Disruptive Juxtaposition

Monday, October 10, 2005

Hwaet.

Old English for "So." Seamus Heaney’s choice to start of his translation of Beowulf. As attributes of the ancient masterwork go, it is one of David Eldridge’s favorites, or so it was some years ago. I may have mentioned this fact somewhere else on this site. I don’t know how to get in touch with you, Dave. How’ve you been? Are you still in Boston? May Googling your name – we all do it – lead you here.

I’m set up in Brooklyn. I have hardwood floors and hardwood-looking furniture which is spare and somewhat sleek. My desk has on it, left to right, Anthony Hecht’s Collected Later Poems, an alligator clip, roughly $1.07 in change, a twist-tie, the “Mano Poderoso” or “Powerful Hand” candle, which is lit, my like ninth blank notebook of poetry which is about a week away from being completely filled, the first draft of mss. #2 Safety Culture (uncorrected, unedited), this laptop, the third draft of mss. #1 Food Bed Gospel, an empty white coffee mug, and an earthenwarish lamp from I believe Ikea.

Recently I opened up a post from JBG, which contained a tiny card with a nude woman named Monica voguing on it and, on the inside, a poem about Vegas typewritten on the smudgy machine Jeremy’s dug up from somewhere. Reading this poem, I can’t overemphasize, helped remind me about poetry as I want it to be. Reading Jeremy’s work often has this effect; it strikes Whitmanic chords in me, and not just because of the “O ____ ! O ______ and _______ !” Although those Os are in the mix of effects upon me. He’s having an incredible time in Vegas, if not with his time then at least with his spirit.

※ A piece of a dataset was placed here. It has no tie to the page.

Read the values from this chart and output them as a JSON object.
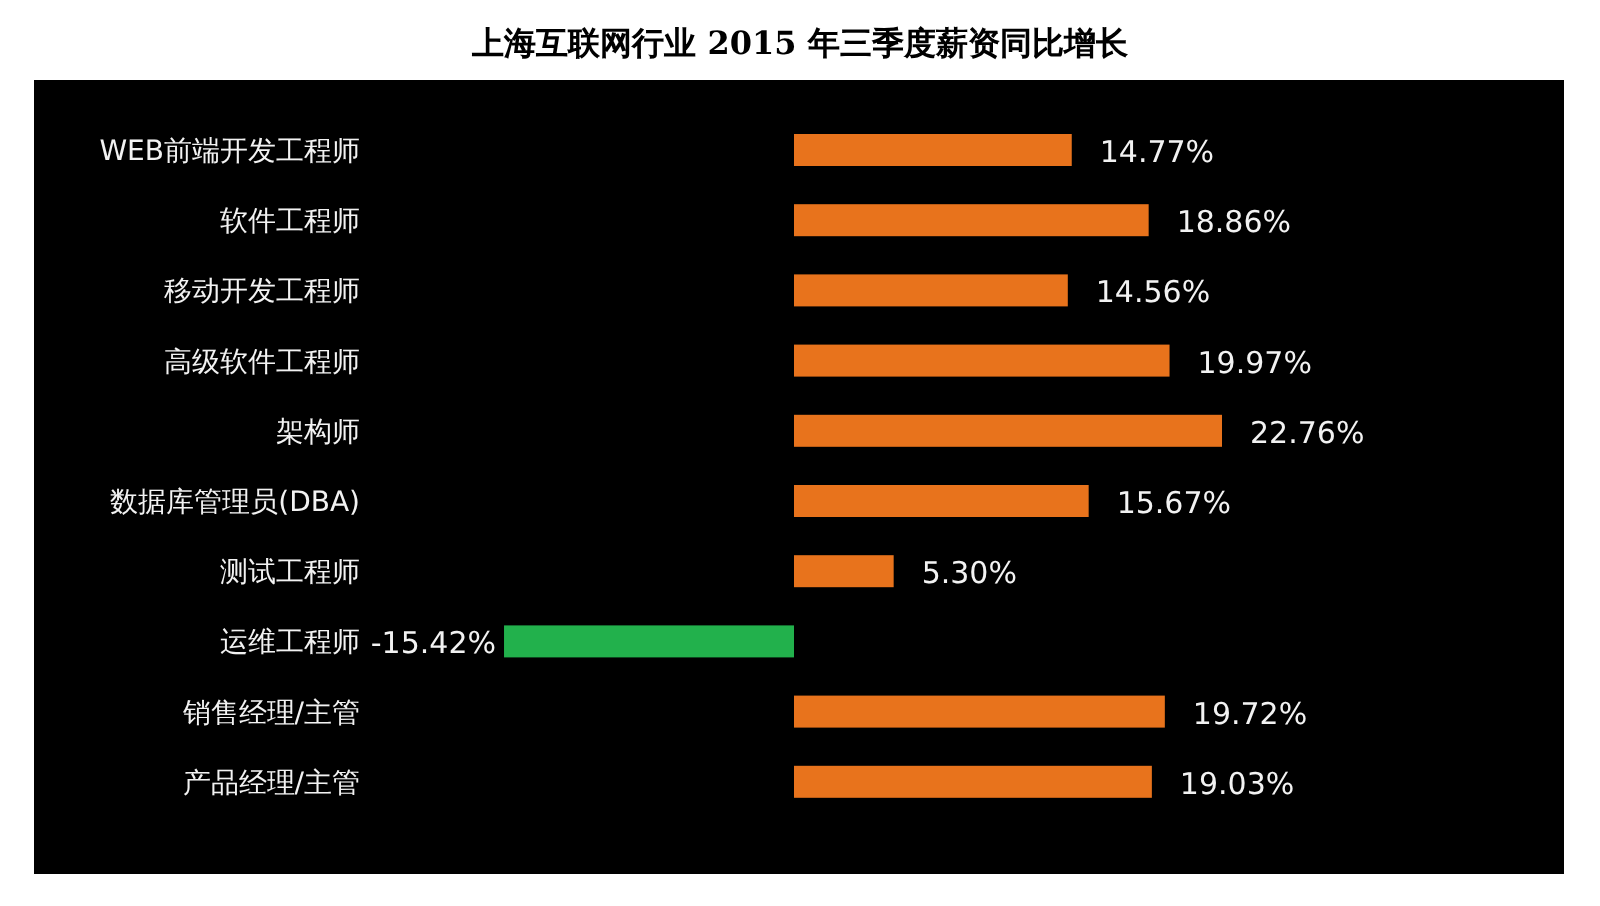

They have him working pretty hard at the private school, I can only imagine, but it seems as though for him at least the Vegas aura fuels him. I sense a gathering, recurrent power in these little poem-notes of his. That city is good for him. And these poem-notes are good for me. I sat down to write a poem in an almost-forgotten spirit of celebration regarding my own adopted city—so many of this summer’s poems aren’t hitting the notes I want them to: notes of revelry and, if they assert or discover some critical fault in the culture or human spirit, suggest that fault's patchibility. JBG’s work jump-starts that optimism in me. Poetry editors reading this site and in a position to OK any of his submissions would be wise to do so.